National Police Commissioner Jackie Selebi visited the Johannesburg home of slain businessman and fraudster Brett Kebble several times last year, mostly for social occasions, three sources with direct personal experience of the visits have told the Mail & Guardian.
Their claims fly in the face of Selebi’s insistence last week that he “never visited” Kebble.
Selebi also told us that Glenn Agliotti, whom he had known since “1992 or 1994”, was simply his friend, and that he knew nothing about Agliotti’s business or personal dealings with Kebble and his associates.
Deputy National Commissioner Andre Pruis has since added that the friendship between the two men had no bearing on Selebi’s official duties.
The South African Police Service (SAPS) has launched an aggressive spin campaign in the wake of the M&G‘s report last week that gave details of Selebi’s links to Agliotti and Clinton Nassif, a security company boss and spare parts dealer. Both men were closely involved in some of Kebble’s most secretive projects.
Both Agliotti and Selebi have denied that they ever went shopping together, but two sources, one of them sympathetic to Agliotti, have told us that Agliotti gave the commissioner gifts of clothing bought from stores in Sandton City or on overseas trips. One person who knows Agliotti and sought to defend his actions, said these gifts were simply gestures of affection from a generous man. He even gave Selebi’s driver a pair of running shoes, this person claimed.
Selebi’s claims last week that he did not remember where he had met Agliotti also ring hollow. Selebi has regularly visited the Midrand premises shared by Maxibit Africa and Maverick Masupatsela, according to informed sources.
A source who wanted to portray the relationship in the best possible light said the visits took place when Selebi was seeking refuge from the stresses of his job.
Selebi’s deputy commissioners, Hamilton Hlela, Mala Singh, Tim Williams and Pruis, last week issued a statement backing Selebi, and suggesting that our story was the product of a smear campaign. “The only question left unanswered is — who is the malicious influence behind the scenes?” Pruis asked.
He went on to tell journalists that those responsible could soon face arrest.
Media reports also suggested that our revelations were timed for maximum impact in the ongoing battle over the future of the Scorpions, and the broader struggle within the ANC.
Despite the M&G‘s insistence that a wide-ranging investigation into Selebi, Agliotti, Nassif and Kebble has been under way for several months, people on both sides of the ANC’s succession battle have said they believe the story was handed to us by sources on one or other side of the divide.

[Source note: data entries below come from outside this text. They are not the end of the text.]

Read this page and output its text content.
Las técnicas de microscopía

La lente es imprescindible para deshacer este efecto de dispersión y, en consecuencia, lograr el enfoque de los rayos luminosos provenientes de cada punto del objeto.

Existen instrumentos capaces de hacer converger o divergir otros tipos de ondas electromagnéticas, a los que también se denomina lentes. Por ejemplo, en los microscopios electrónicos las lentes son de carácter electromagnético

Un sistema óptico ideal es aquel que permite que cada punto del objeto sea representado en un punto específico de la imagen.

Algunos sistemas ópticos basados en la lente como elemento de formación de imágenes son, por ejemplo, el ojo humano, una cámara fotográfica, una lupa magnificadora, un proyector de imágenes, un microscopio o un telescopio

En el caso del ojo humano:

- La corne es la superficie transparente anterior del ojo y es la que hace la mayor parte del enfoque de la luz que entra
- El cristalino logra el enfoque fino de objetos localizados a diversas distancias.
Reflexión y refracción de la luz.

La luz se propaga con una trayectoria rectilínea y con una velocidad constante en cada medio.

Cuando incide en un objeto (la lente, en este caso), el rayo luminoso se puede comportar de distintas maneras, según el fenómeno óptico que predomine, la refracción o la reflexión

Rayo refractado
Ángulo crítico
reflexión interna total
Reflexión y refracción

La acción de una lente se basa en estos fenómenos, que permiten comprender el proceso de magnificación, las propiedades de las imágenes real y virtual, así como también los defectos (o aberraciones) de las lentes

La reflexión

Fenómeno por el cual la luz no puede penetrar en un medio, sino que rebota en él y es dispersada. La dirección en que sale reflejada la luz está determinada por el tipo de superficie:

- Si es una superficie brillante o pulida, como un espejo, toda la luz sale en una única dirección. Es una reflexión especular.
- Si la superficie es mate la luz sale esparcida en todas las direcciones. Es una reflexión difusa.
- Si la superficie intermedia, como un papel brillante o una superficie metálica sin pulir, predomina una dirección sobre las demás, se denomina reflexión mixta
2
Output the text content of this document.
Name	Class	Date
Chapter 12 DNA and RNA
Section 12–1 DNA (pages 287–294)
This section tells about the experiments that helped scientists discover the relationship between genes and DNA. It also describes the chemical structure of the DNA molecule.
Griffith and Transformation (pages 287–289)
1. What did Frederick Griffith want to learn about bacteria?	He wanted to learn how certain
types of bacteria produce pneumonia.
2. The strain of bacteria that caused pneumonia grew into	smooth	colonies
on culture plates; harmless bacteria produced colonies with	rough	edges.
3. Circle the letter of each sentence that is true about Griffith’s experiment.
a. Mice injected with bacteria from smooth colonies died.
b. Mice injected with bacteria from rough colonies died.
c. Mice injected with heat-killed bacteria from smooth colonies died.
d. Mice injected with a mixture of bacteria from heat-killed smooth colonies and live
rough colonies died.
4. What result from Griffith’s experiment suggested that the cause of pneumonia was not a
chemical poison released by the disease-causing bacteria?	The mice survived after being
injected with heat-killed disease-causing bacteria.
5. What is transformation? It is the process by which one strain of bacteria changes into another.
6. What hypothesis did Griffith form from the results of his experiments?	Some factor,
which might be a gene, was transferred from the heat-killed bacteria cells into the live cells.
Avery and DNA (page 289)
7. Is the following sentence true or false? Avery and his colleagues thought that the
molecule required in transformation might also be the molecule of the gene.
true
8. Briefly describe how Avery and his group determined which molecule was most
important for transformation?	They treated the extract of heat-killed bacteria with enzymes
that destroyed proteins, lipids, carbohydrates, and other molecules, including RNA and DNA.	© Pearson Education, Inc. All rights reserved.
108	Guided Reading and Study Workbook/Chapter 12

Two government officials said they thought the story was motivated by anger among people sympathetic to Jacob Zuma, because Selebi did not support sacked national intelligence chief Billy Masetlha in the confrontation over his illegal surveillance of Saki Macozoma, or the hoax e-mails that purported to portray a plot against Zuma.
But people close to Zuma said they thought the story was designed to weaken Selebi’s case as he campaigned for the absorption of the Scorpions into the police. President Thabo Mbeki is currently studying the Khampepe commission report on the future of the Scorpions, and is expected to announce his decision within weeks.
Selebi was out of the country this week on Interpol business, and did not respond to questions.
The M&G exposé relied on numerous sources straddling the political divide and outside the political arena.